Segundo Susana Sousa, a prática de exercício físico regular constitui uma das medidas a adotar para melhorar o sono.

“No entanto, o exercício físico intenso deve ser evitado nas 3 horas antes de dormir (dê preferência aos períodos da manhã e hora de almoço). Por outro lado, antes de ir para a cama aconselham-se atividades relaxantes, que permitam libertar-se dos problemas diários, já que o stress é também um fator que muito frequentemente contraria um «bom sono». Por vezes é útil implementar um ritual de relaxamento físico como, por exemplo, um longo e quente banho de imersão ou alguma técnica de relaxamento muscular.”

Antes de dormir, tenha atenção ao que come! Susana Sousa indica que deve evitar refeições pesadas ao jantar, bebidas alcoólicas e gaseificadas. “O álcool é um importante relaxante da musculatura e, como tal, promove alterações do fluxo respiratório durante a noite, sobretudo em doentes obesos.
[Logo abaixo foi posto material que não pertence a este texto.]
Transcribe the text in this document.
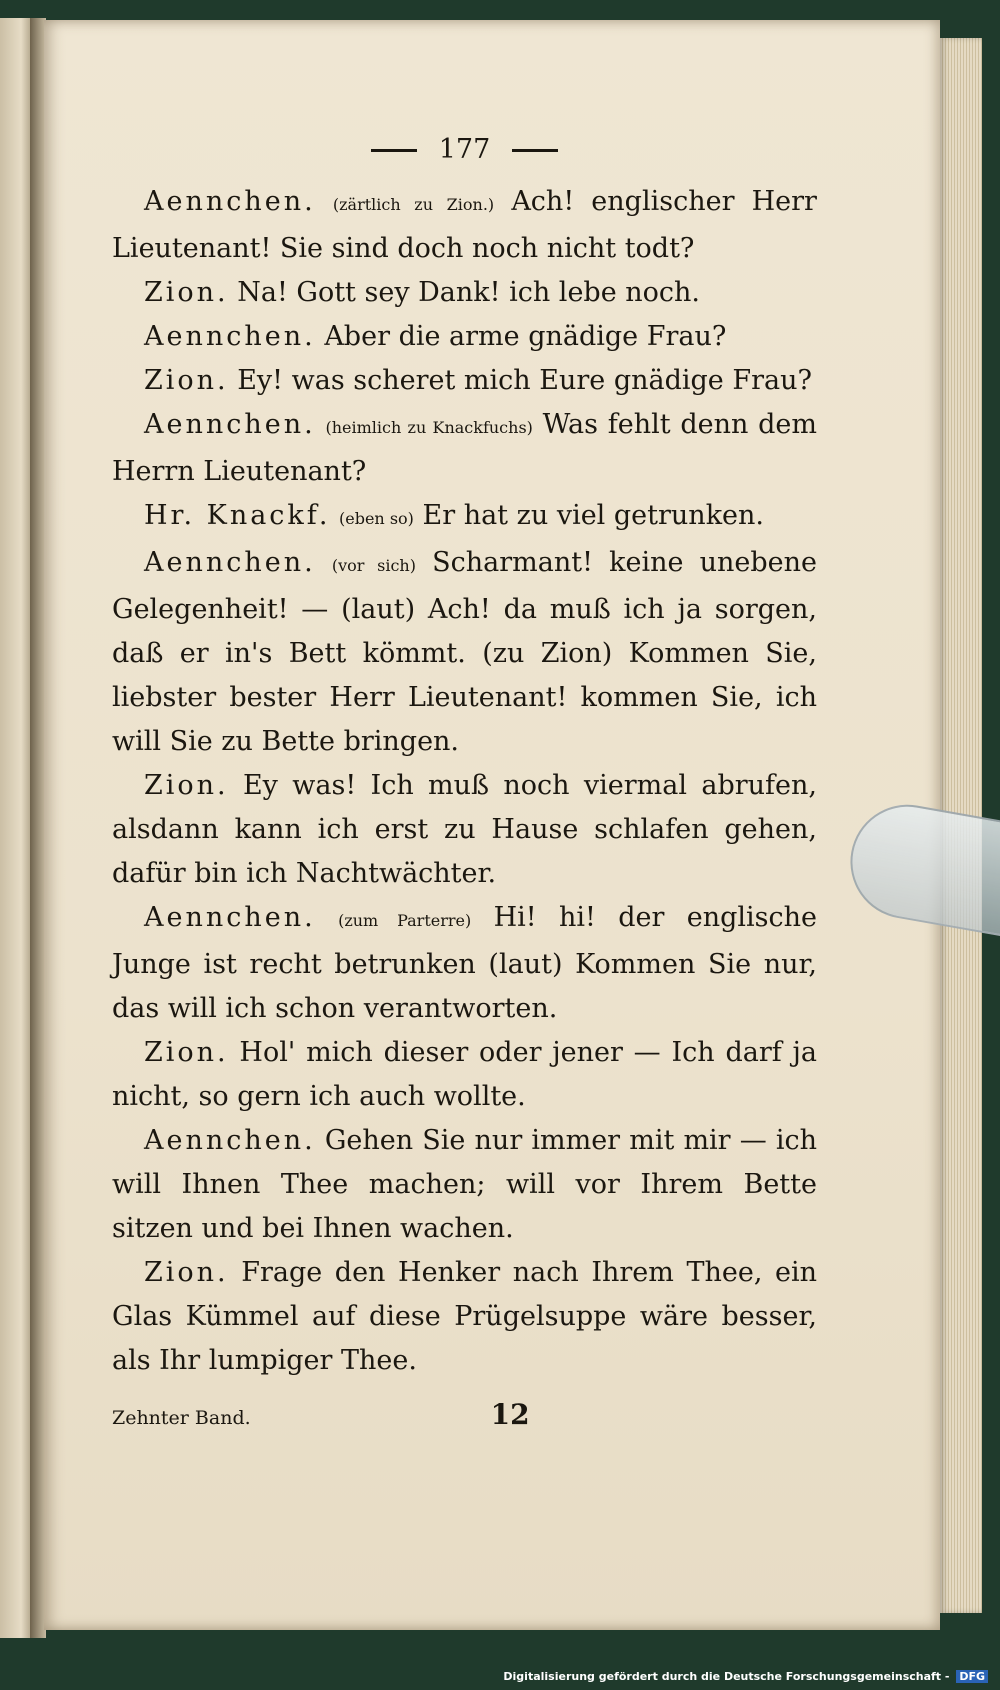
177

Aennchen. (zärtlich zu Zion.) Ach! englischer Herr Lieutenant! Sie sind doch noch nicht todt?

Zion. Na! Gott sey Dank! ich lebe noch.

Aennchen. Aber die arme gnädige Frau?

Zion. Ey! was scheret mich Eure gnädige Frau?

Aennchen. (heimlich zu Knackfuchs) Was fehlt denn dem Herrn Lieutenant?

Hr. Knackf. (eben so) Er hat zu viel getrunken.

Aennchen. (vor sich) Scharmant! keine unebene Gelegenheit! — (laut) Ach! da muß ich ja sorgen, daß er in's Bett kömmt. (zu Zion) Kommen Sie, liebster bester Herr Lieutenant! kommen Sie, ich will Sie zu Bette bringen.

Zion. Ey was! Ich muß noch viermal abrufen, alsdann kann ich erst zu Hause schlafen gehen, dafür bin ich Nachtwächter.

Aennchen. (zum Parterre) Hi! hi! der englische Junge ist recht betrunken (laut) Kommen Sie nur, das will ich schon verantworten.

Zion. Hol' mich dieser oder jener — Ich darf ja nicht, so gern ich auch wollte.

Aennchen. Gehen Sie nur immer mit mir — ich will Ihnen Thee machen; will vor Ihrem Bette sitzen und bei Ihnen wachen.

Zion. Frage den Henker nach Ihrem Thee, ein Glas Kümmel auf diese Prügelsuppe wäre besser, als Ihr lumpiger Thee.

Zehnter Band.	12
Digitalisierung gefördert durch die Deutsche Forschungsgemeinschaft - DFG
As bebidas com cafeína, como café, chá preto, coca-cola também devem ser evitadas a partir das 16 horas.”

E dentro do quarto, o que há a melhorar?

“Devem ser criadas boas condições para o repouso: temperatura adequada, pouca luz, ausência de ruído.” Faça-se rodear de um ambiente tranquilo antes de deitar e mantenha-se longe das tecnologias: “Hoje sabemos que a exposição à luz emitida pelos tablets/ computadores/ televisões/ telemóveis pode interferir com a hormona conhecida como a «hormona do sono», a melatonina. Está por isso totalmente desaconselhado o hábito de ver televisão no quarto, estando provada a sua ligação à perturbação do sono. O quarto deve ser preservado sobretudo para dormir – embora ler um livro ou ouvir uma música possam ser atividades relaxantes, recomendadas no final do dia”, refere a especialista.

Quanto à temperatura ambiente, o ideal é que esteja entre os 16° e os 19°. Isto porque, ao adormecer, a temperatura corporal diminui, e numa atmosfera mais fresca essa função de arrefecimento realiza-se mais facilmente (é por isso que a maioria de nós tem dificuldade em dormir nos meses de verão, quando está demasiado calor).

Finalmente, a escolha da almofada é igualmente importante. Há diversos tipos de materiais, com enchimento de penas, sintético ou mesmo espuma. Dependendo se é ou não alérgica, escolha o da sua preferência e também a mais apropriada em termos de altura, de forma a que lhe proporcione um maior conforto ao assentar a cabeça e o pescoço, facilitando assim o descanso durante a noite. Se não tiver a certeza de qual é a mais indicada para si, nada melhor do que experimentar várias e decidir.